Tina asked, “What did you do yesterday, after you waited and I did not come?”  

“I left,” said the woodman.  After thinking about this for a moment, he then said, “I guess they will, too.”  

Tina said, “The key to capturing the attention of your prospects is one kind of timing - getting a message to them at a time when they will be receptive.  You did this well by getting your products - or pictures of them - in front of your prospects at a time when they were shopping.”  

“The key to keeping the attention of your prospects is the other kind of timing that we must consider”, Tina continued.  “That is the frequency, or interval, of your contacts with your prospects.  The important thing is to get ‘in front of’ your target audience often enough to not be forgotten by them.”  

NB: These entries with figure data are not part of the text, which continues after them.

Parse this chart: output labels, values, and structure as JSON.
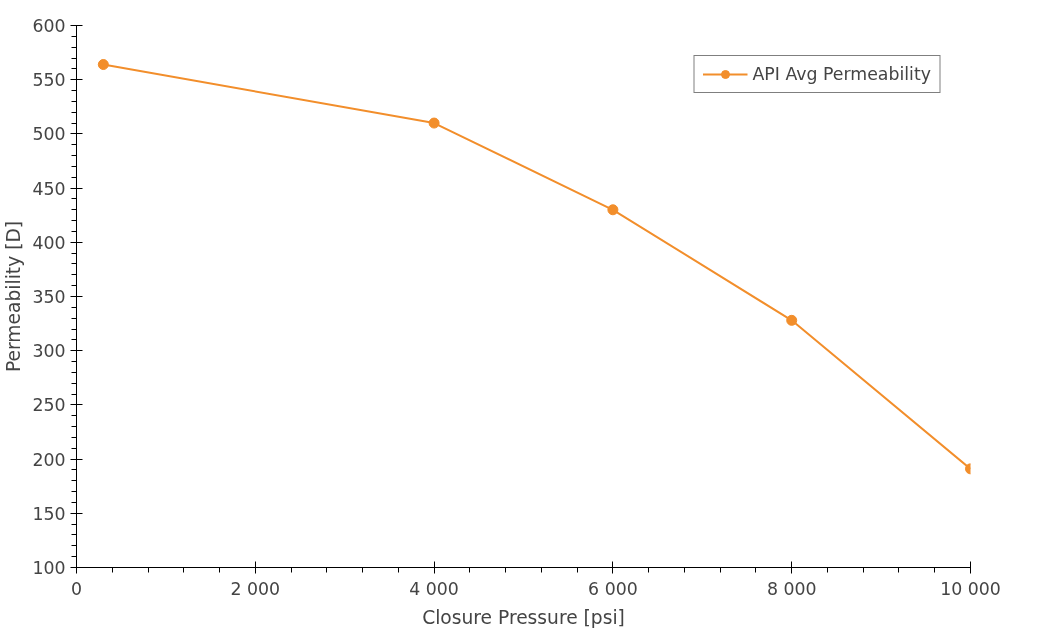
{
  "chart_data": {
    "type": "line",
    "xlabel": "Closure Pressure [psi]",
    "ylabel": "Permeability [D]",
    "x": [
      300,
      4000,
      6000,
      8000,
      10000
    ],
    "series": [
      {
        "name": "API Avg Permeability",
        "color": "#f28e2b",
        "values": [
          564,
          510,
          430,
          328,
          191
        ]
      }
    ],
    "xlim": [
      0,
      10000
    ],
    "xticks": [
      0,
      {
        "value": 2000,
        "label": "2 000"
      },
      {
        "value": 4000,
        "label": "4 000"
      },
      {
        "value": 6000,
        "label": "6 000"
      },
      {
        "value": 8000,
        "label": "8 000"
      },
      {
        "value": 10000,
        "label": "10 000"
      }
    ],
    "ylim": [
      100,
      600
    ],
    "yticks": [
      100,
      150,
      200,
      250,
      300,
      350,
      400,
      450,
      500,
      550,
      600
    ],
    "grid": false,
    "legend": "top right",
    "marker": "circle",
    "line_style": "solid"
  }
}
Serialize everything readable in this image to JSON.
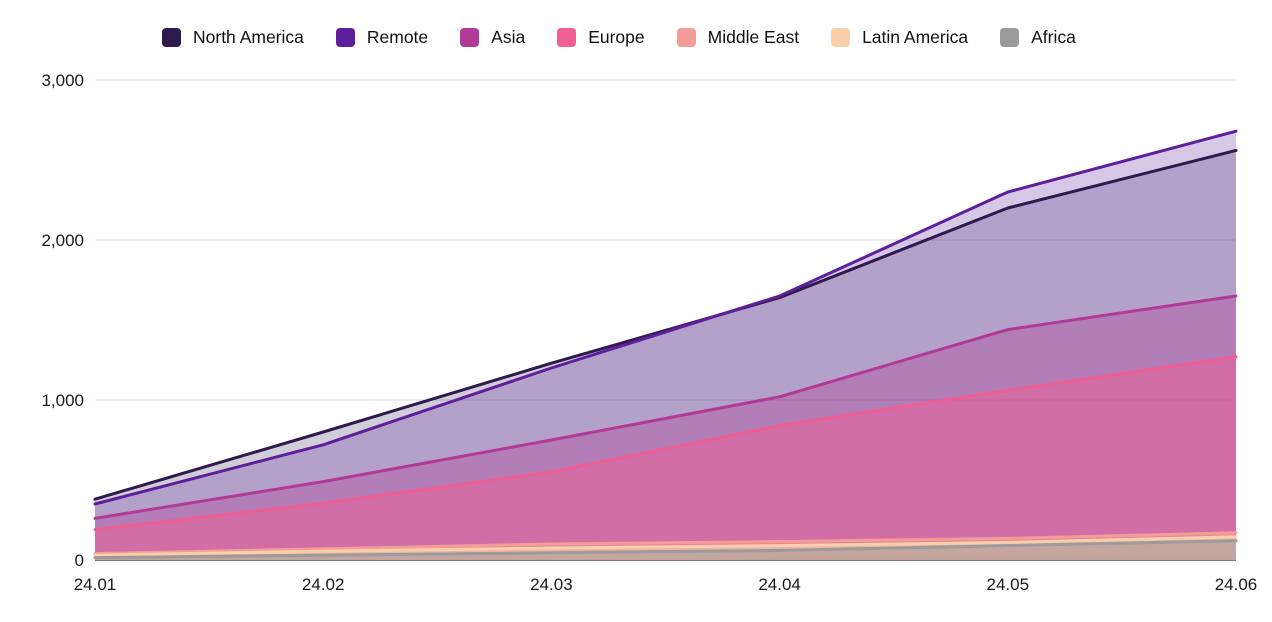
{
  "chart_data": {
    "type": "area",
    "title": "",
    "xlabel": "",
    "ylabel": "",
    "legend_position": "top",
    "grid": true,
    "categories": [
      "24.01",
      "24.02",
      "24.03",
      "24.04",
      "24.05",
      "24.06"
    ],
    "series": [
      {
        "name": "North America",
        "color": "#2f1a4d",
        "fill_opacity": 0.22,
        "values": [
          380,
          800,
          1230,
          1640,
          2200,
          2560
        ]
      },
      {
        "name": "Remote",
        "color": "#5e1f9c",
        "fill_opacity": 0.25,
        "values": [
          350,
          720,
          1200,
          1650,
          2300,
          2680
        ]
      },
      {
        "name": "Asia",
        "color": "#b23a97",
        "fill_opacity": 0.35,
        "values": [
          260,
          490,
          750,
          1020,
          1440,
          1650
        ]
      },
      {
        "name": "Europe",
        "color": "#f05f94",
        "fill_opacity": 0.5,
        "values": [
          190,
          355,
          550,
          840,
          1060,
          1270
        ]
      },
      {
        "name": "Middle East",
        "color": "#f39c98",
        "fill_opacity": 0.5,
        "values": [
          40,
          70,
          100,
          115,
          135,
          170
        ]
      },
      {
        "name": "Latin America",
        "color": "#f9d0a9",
        "fill_opacity": 0.6,
        "values": [
          30,
          55,
          75,
          90,
          110,
          145
        ]
      },
      {
        "name": "Africa",
        "color": "#9b9b9b",
        "fill_opacity": 0.5,
        "values": [
          15,
          30,
          45,
          60,
          90,
          120
        ]
      }
    ],
    "ylim": [
      0,
      3000
    ],
    "yticks": [
      {
        "value": 0,
        "label": "0"
      },
      {
        "value": 1000,
        "label": "1,000"
      },
      {
        "value": 2000,
        "label": "2,000"
      },
      {
        "value": 3000,
        "label": "3,000"
      }
    ],
    "axis_colors": {
      "gridline": "#d9d9d9",
      "zero_line": "#4a4a4a",
      "tick_text": "#1a1a1a"
    }
  }
}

The woodman asked, “How often does that need to be?” 

“Only you can answer that,” Tina replied.  “What is important is that you figure that out, and then stick to that frequency consistently.”    

“I believe that my sister, Edith, talked to you about marketing being all about creating relationships,” Tina said next.  “What is the most important thing to maintaining a relationship?”  

The woodman said, “Keeping in contact.”  

“Very good!”, Tina remarked.  “What is one good way to end a relationship?”  

“Getting out of contact.”   

Tina said, “You seem to be catching on quickly!  I believe my sister Grace will have more to tell you about keeping a grasp on your prospects.  Now I have another person to visit, whose best time of day to pay attention to me is in just a few minutes.”      

The woodman began to wonder what day of the week most of the townspeople would be in the marketplace, when Tina interrupted his thoughts.  “Just remember, timing is everything!” With that, she disappeared in another cloud of tangerine smoke.  

The woodman was thinking about frequency and intervals, when he realized that is was time to feed Ralph.